SPDEF transcription factor shown to suppress prostate cancer
Prostate cancer continues to be the most common malignancy diagnosed in American men and the second leading cause of male cancer mortality.
Tanya Kalin, MD, PhD, leads a research team at Cincinnati Children’s that seeks to identify the direct role of several transcription factors (Foxm1, Foxf1, Foxf2, SPDEF) in prostate cancer. The team’s latest findings, published Sept. 25, 2014, in PLOS Genetics, explain how SPDEF transcription factor expression changes during prostate carcinogenesis, which suggests that new treatments could be developed that target Foxm1 via SPDEF dependent pathways.
“Our data demonstrate that SPDEF functions as a tumor suppressor in prostate cancers by inhibiting tumor cell proliferation via disruption of an auto-regulatory element in the Foxm1 promoter,” Kalin says. “It is possible that the loss of SPDEF causes increased expression of oncogenic Foxm1, accelerating tumor cell proliferation and leading to poor outcome in prostate cancer patients.”
Until now, researchers lacked useful transgenic mouse models to study the role of SPDEF in prostate cancer. Kalin and colleagues generated mice that either lacked or over-expressed SPDEF function. The mice revealed that loss of SPDEF increased cancer progression and tumor cell proliferation, whereas over-expression inhibited carcinogenesis and reduced tumor cell proliferation in vivo and in vitro.

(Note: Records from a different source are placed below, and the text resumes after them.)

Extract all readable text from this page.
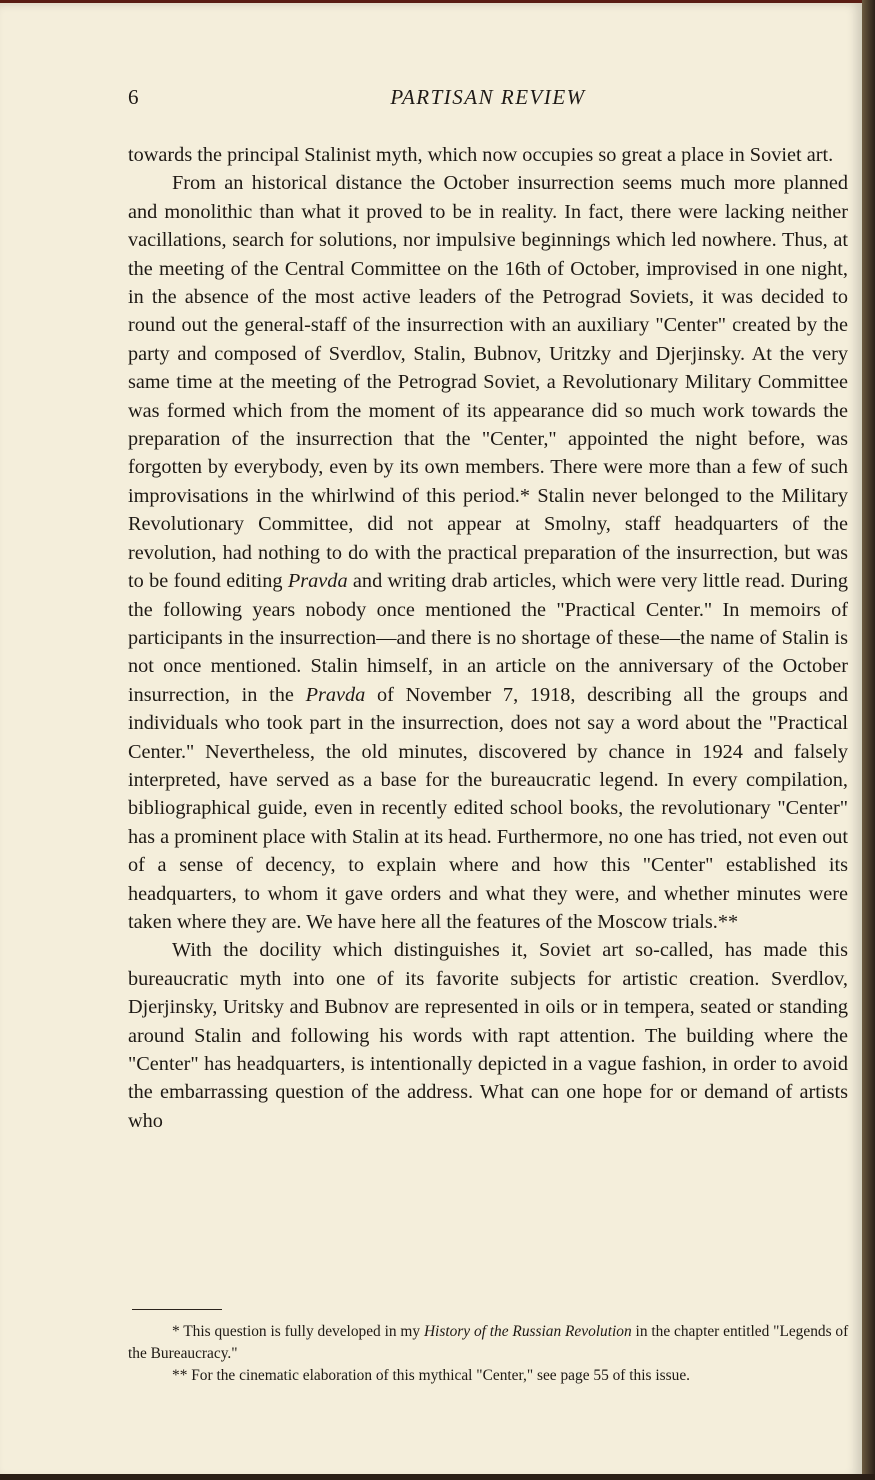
6	PARTISAN REVIEW

towards the principal Stalinist myth, which now occupies so great a place in Soviet art.

From an historical distance the October insurrection seems much more planned and monolithic than what it proved to be in reality. In fact, there were lacking neither vacillations, search for solutions, nor impulsive beginnings which led nowhere. Thus, at the meeting of the Central Committee on the 16th of October, improvised in one night, in the absence of the most active leaders of the Petrograd Soviets, it was decided to round out the general-staff of the insurrection with an auxiliary "Center" created by the party and composed of Sverdlov, Stalin, Bubnov, Uritzky and Djerjinsky. At the very same time at the meeting of the Petrograd Soviet, a Revolutionary Military Committee was formed which from the moment of its appearance did so much work towards the preparation of the insurrection that the "Center," appointed the night before, was forgotten by everybody, even by its own members. There were more than a few of such improvisations in the whirlwind of this period.* Stalin never belonged to the Military Revolutionary Committee, did not appear at Smolny, staff headquarters of the revolution, had nothing to do with the practical preparation of the insurrection, but was to be found editing Pravda and writing drab articles, which were very little read. During the following years nobody once mentioned the "Practical Center." In memoirs of participants in the insurrection—and there is no shortage of these—the name of Stalin is not once mentioned. Stalin himself, in an article on the anniversary of the October insurrection, in the Pravda of November 7, 1918, describing all the groups and individuals who took part in the insurrection, does not say a word about the "Practical Center." Nevertheless, the old minutes, discovered by chance in 1924 and falsely interpreted, have served as a base for the bureaucratic legend. In every compilation, bibliographical guide, even in recently edited school books, the revolutionary "Center" has a prominent place with Stalin at its head. Furthermore, no one has tried, not even out of a sense of decency, to explain where and how this "Center" established its headquarters, to whom it gave orders and what they were, and whether minutes were taken where they are. We have here all the features of the Moscow trials.**

With the docility which distinguishes it, Soviet art so-called, has made this bureaucratic myth into one of its favorite subjects for artistic creation. Sverdlov, Djerjinsky, Uritsky and Bubnov are represented in oils or in tempera, seated or standing around Stalin and following his words with rapt attention. The building where the "Center" has headquarters, is intentionally depicted in a vague fashion, in order to avoid the embarrassing question of the address. What can one hope for or demand of artists who

* This question is fully developed in my History of the Russian Revolution in the chapter entitled "Legends of the Bureaucracy."

** For the cinematic elaboration of this mythical "Center," see page 55 of this issue.
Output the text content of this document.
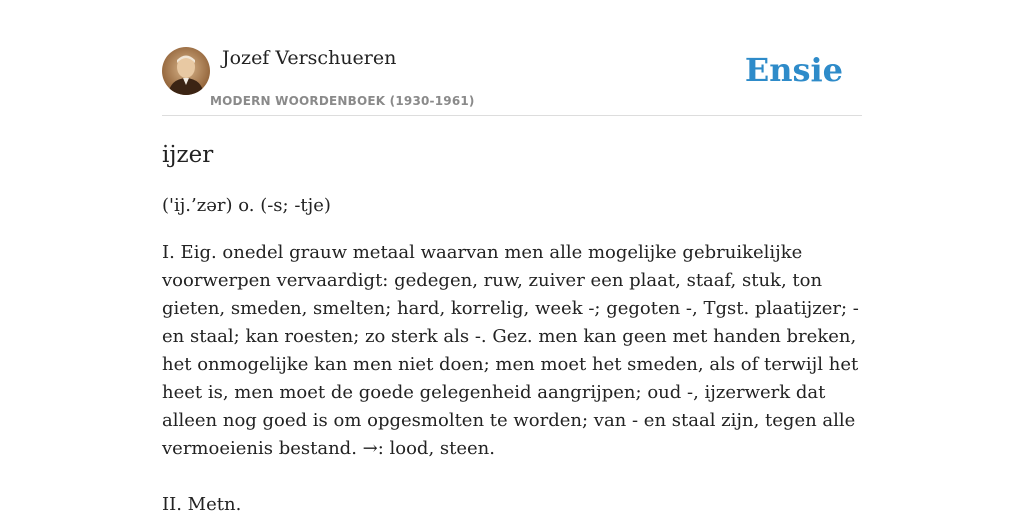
Jozef Verschueren
MODERN WOORDENBOEK (1930-1961)
Ensie
ijzer
('ij.’zər) o. (-s; -tje)

I. Eig. onedel grauw metaal waarvan men alle mogelijke gebruikelijke voorwerpen vervaardigt: gedegen, ruw, zuiver een plaat, staaf, stuk, ton gieten, smeden, smelten; hard, korrelig, week -; gegoten -, Tgst. plaatijzer; - en staal; kan roesten; zo sterk als -. Gez. men kan geen met handen breken, het onmogelijke kan men niet doen; men moet het smeden, als of terwijl het heet is, men moet de goede gelegenheid aangrijpen; oud -, ijzerwerk dat alleen nog goed is om opgesmolten te worden; van - en staal zijn, tegen alle vermoeienis bestand. →: lood, steen.

II. Metn.
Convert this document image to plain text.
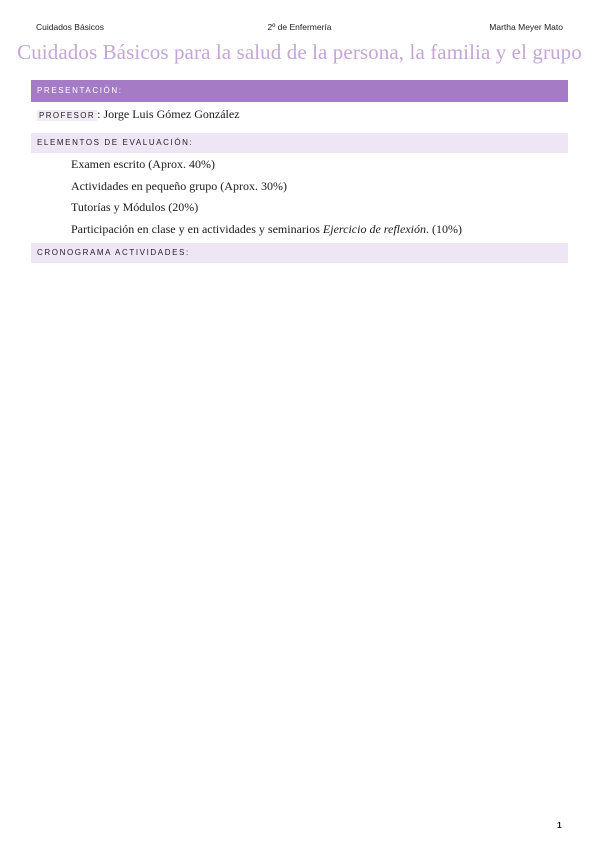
Cuidados Básicos	2º de Enfermería	Martha Meyer Mato
Cuidados Básicos para la salud de la persona, la familia y el grupo
PRESENTACIÓN:
PROFESOR : Jorge Luis Gómez González
ELEMENTOS DE EVALUACIÓN:
Examen escrito (Aprox. 40%)
Actividades en pequeño grupo (Aprox. 30%)
Tutorías y Módulos (20%)
Participación en clase y en actividades y seminarios Ejercicio de reflexión. (10%)
CRONOGRAMA ACTIVIDADES:
1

Specifically, over-expression of SPDEF inhibited RNA and protein levels of Foxm1, a transcription factor critical for tumor cell proliferation, and reduced expression of Foxm1 target genes, including Cdc25b, Cyclin B1, Cyclin A2, Plk-1, AuroraB, CKS1 and Topo2alpha. Furthermore, an inverse correlation between SPDEF and Foxm1 levels was found in human prostate cancers, with the two-gene signature of low SPDEF and high Foxm1 predicting poor survival.